Clustered heatmaps labeled A and B show the enrichment of neurotransmitters across various brain branches and concepts like affective regulation, sensory affective, and introspection. Red squares indicate Z-scores greater than 1.96. A legend identifies different neurotransmitters with colors. Rows represent neuron types, and columns indicate functional concepts.

Figure 6. Evolutionary selection across neuronal cells. Phylogenetically ordered enrichment for high ω (A) or low ω ranked gene sets (B) in neuronal cell types. Gene sets from the top 20 biclusters were correlated with the gene expression of neuronal cell types and binarized column-wise critical z of 1.96 to highlight cell types with the highest correlation in a given branch and socio-affective domain. Counts represent row sums of the respective cell types and highlight evolutionary hotspots across the AMH phylogeny. The respective cell-type auto-annotated neurotransmitter class is highlighted as a color code. Such enrichment can be performed at the bicluster or branch-specific level. In addition, the critical-z can be set up as less stringent to include more cell types.

Figure 7

Clustered heatmaps labeled A and B display the enrichment of various cell types across different cognitive functions such as affective regulation, sensory affective processing, interaction, and social concepts. Each cell type is represented by a color key, with red indicating a Z-score greater than 1.96. The heatmaps distinguish between different classes like astrocytes, fibroblasts, and microglia, with a legend on the right specifying each class's color.
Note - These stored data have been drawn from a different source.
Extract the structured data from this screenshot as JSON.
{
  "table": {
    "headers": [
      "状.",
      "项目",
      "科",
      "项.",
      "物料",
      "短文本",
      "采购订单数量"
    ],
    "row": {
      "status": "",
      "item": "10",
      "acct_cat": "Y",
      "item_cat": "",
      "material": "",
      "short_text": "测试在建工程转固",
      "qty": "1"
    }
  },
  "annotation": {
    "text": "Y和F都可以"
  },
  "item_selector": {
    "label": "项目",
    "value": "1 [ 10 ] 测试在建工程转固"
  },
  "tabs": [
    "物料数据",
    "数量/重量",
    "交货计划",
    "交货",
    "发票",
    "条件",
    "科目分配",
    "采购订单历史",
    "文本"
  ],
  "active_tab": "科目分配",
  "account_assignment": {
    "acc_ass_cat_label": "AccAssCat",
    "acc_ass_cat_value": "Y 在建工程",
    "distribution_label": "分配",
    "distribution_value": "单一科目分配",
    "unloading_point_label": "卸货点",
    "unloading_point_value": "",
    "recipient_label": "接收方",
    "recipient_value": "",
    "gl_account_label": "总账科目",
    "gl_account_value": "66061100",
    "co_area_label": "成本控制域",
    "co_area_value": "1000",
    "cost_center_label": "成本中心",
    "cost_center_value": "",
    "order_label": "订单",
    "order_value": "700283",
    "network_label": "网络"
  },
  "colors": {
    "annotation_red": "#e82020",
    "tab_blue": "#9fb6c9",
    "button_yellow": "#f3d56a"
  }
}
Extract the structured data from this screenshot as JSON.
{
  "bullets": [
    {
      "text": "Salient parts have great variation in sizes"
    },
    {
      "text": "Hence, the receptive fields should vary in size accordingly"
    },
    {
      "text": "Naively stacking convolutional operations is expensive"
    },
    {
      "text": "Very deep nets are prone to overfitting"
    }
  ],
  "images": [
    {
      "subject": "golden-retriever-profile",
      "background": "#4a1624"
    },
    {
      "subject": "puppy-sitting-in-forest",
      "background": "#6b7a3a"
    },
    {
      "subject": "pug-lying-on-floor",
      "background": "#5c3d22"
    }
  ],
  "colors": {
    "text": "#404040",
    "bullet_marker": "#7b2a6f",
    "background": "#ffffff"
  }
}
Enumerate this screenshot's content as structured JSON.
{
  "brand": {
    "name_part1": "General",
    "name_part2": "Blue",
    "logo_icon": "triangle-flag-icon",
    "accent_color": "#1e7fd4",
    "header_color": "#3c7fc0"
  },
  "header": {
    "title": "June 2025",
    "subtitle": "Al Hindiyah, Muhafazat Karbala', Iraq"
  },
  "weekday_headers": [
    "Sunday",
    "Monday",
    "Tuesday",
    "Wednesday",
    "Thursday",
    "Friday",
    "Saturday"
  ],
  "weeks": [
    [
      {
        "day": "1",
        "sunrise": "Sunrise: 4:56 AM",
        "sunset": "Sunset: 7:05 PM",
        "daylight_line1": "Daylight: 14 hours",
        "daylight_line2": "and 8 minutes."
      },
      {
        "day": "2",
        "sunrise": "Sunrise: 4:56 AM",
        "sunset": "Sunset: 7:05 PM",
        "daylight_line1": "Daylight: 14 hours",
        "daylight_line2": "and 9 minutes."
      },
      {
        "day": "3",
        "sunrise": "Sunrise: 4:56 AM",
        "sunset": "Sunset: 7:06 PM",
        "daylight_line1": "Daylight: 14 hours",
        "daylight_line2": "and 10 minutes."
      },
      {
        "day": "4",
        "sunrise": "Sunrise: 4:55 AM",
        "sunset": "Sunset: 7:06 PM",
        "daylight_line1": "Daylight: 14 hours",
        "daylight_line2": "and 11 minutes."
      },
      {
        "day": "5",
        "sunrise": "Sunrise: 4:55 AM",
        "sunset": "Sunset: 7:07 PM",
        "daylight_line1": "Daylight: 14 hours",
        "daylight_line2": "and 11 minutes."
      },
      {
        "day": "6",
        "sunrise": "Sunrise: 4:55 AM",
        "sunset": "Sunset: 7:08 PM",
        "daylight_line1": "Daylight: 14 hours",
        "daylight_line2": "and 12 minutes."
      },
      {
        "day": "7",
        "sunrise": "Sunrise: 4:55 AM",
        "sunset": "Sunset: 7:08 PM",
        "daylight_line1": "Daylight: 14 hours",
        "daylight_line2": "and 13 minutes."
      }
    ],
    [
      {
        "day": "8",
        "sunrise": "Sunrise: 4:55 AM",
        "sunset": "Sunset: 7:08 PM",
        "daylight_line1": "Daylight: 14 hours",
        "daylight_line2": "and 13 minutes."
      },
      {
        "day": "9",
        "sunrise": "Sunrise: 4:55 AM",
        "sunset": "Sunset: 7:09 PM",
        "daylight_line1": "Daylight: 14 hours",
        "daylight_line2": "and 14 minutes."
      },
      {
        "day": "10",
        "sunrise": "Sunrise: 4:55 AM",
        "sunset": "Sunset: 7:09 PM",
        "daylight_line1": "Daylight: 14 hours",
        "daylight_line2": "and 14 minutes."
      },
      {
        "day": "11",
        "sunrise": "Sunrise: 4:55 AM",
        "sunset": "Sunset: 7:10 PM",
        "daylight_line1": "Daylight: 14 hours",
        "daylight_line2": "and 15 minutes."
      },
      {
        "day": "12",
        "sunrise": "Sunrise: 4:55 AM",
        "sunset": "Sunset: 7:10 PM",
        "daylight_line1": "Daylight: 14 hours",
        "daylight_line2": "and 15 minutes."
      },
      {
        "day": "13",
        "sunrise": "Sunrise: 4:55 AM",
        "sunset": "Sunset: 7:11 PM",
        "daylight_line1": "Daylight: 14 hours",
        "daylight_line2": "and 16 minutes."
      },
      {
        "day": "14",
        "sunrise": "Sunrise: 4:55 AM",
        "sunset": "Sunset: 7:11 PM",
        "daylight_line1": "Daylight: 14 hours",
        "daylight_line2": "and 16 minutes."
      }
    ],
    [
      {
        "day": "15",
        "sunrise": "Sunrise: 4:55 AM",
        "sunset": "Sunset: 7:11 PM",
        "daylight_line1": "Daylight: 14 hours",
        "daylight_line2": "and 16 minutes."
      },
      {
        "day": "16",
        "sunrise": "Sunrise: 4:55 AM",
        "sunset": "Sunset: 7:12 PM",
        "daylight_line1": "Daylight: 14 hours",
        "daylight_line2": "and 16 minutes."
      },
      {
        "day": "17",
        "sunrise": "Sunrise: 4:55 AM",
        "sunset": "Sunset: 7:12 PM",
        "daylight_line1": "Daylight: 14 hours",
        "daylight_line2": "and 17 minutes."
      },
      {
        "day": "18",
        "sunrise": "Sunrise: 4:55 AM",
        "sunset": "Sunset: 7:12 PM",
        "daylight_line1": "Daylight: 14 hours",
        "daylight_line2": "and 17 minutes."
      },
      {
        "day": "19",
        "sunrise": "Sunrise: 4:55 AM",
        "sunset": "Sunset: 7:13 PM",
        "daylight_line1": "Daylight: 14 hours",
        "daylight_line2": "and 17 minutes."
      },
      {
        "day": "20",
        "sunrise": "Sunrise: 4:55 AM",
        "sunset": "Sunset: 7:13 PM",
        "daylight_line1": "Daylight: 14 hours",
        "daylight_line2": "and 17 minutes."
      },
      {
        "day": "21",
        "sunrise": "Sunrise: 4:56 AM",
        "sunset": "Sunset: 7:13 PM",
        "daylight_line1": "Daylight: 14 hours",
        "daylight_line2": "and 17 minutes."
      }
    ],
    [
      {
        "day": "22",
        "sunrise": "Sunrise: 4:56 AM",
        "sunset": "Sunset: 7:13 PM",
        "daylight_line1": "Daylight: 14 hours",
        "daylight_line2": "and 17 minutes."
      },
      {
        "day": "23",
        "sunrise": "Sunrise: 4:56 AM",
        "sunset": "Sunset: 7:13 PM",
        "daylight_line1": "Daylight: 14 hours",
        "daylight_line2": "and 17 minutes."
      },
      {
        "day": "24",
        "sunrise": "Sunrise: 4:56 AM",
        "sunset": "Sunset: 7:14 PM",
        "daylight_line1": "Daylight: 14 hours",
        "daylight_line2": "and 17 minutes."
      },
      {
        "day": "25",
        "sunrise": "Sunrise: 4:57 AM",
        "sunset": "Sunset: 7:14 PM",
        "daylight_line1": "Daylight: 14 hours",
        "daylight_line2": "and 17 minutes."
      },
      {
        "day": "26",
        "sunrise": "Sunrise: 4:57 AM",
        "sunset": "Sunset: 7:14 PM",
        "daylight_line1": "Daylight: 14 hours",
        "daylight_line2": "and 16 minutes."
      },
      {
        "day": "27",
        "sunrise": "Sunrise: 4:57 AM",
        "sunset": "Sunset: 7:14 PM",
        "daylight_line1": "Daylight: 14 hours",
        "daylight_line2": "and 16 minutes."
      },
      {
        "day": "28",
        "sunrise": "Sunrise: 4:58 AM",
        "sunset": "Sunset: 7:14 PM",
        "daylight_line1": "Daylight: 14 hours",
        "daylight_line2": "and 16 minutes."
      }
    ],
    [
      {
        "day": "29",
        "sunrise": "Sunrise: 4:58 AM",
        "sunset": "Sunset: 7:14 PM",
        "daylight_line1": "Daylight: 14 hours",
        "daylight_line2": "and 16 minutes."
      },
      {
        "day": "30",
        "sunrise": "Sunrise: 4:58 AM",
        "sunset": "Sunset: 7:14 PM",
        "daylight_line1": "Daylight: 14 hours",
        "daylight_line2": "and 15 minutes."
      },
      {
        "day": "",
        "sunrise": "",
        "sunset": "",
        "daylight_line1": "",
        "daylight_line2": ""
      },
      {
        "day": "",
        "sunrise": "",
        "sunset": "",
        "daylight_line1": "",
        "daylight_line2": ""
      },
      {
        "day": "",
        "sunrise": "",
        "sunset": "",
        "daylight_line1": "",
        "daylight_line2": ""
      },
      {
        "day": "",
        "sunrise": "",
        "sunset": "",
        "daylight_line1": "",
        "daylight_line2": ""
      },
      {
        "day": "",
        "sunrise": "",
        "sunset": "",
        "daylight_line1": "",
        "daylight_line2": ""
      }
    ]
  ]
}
Figure 7. Evolutionary selection across non-neuronal cell types. Phylogenetically ordered enrichment for high ω (A) or low ω ranked gene sets (B) in non-neuronal cell types. Gene sets from the Top 20 biclusters were correlated with the gene expression of non-neuronal cell types and binarized column-wise at a critical z of 1.96 to highlight cell types with the highest correlation in a given branch and socio-affective domain. Counts represent row sums of the respective cell type and highlight evolutionary hot spots across AMH phylogeny. The respective auto-annotated cell class type is highlighted as a color code. Note that such enrichment analysis can be performed on a bicluster or branch level. Also, the critical-z can be set up as less stringent to include more cell types.

3.4 Molecular features underlying brain evolutionary adaptation

The obtained bicluster datasets can be also mined for insights into molecular-level mechanisms under evolutionary selection (Figure 1, Step 6). Here, the total matrix count (Figure 8) for high-ω bicluster gene sets (177 counts across 48 GO terms) was lower than that for low-ω biclusters (538 counts across 32 GO terms). This likely reflects that purifying selection operates mostly over canonical neuronal pathways, where adaptive evolution spreads more within and between GO term boundaries.

Figure 8

Heatmaps labeled A and B display GO term enrichmens for biclusters in the six cognitive functions: affective revaluation, sensory affective, interaction, social concepts, interoception, and affective processing. Each map shows color-coded squares indicating significance levels based on a color scale. Categories include canonical pathways, biological processes, cellular components, molecular functions, and WikiPathways. The x-axis lists cognitive functions divided by emotions, with timeframes from 2004 to 2014, while the y-axis represents various biological and molecular terms. The intensity and distribution of colors vary between the two heatmaps, highlighting differences in data points.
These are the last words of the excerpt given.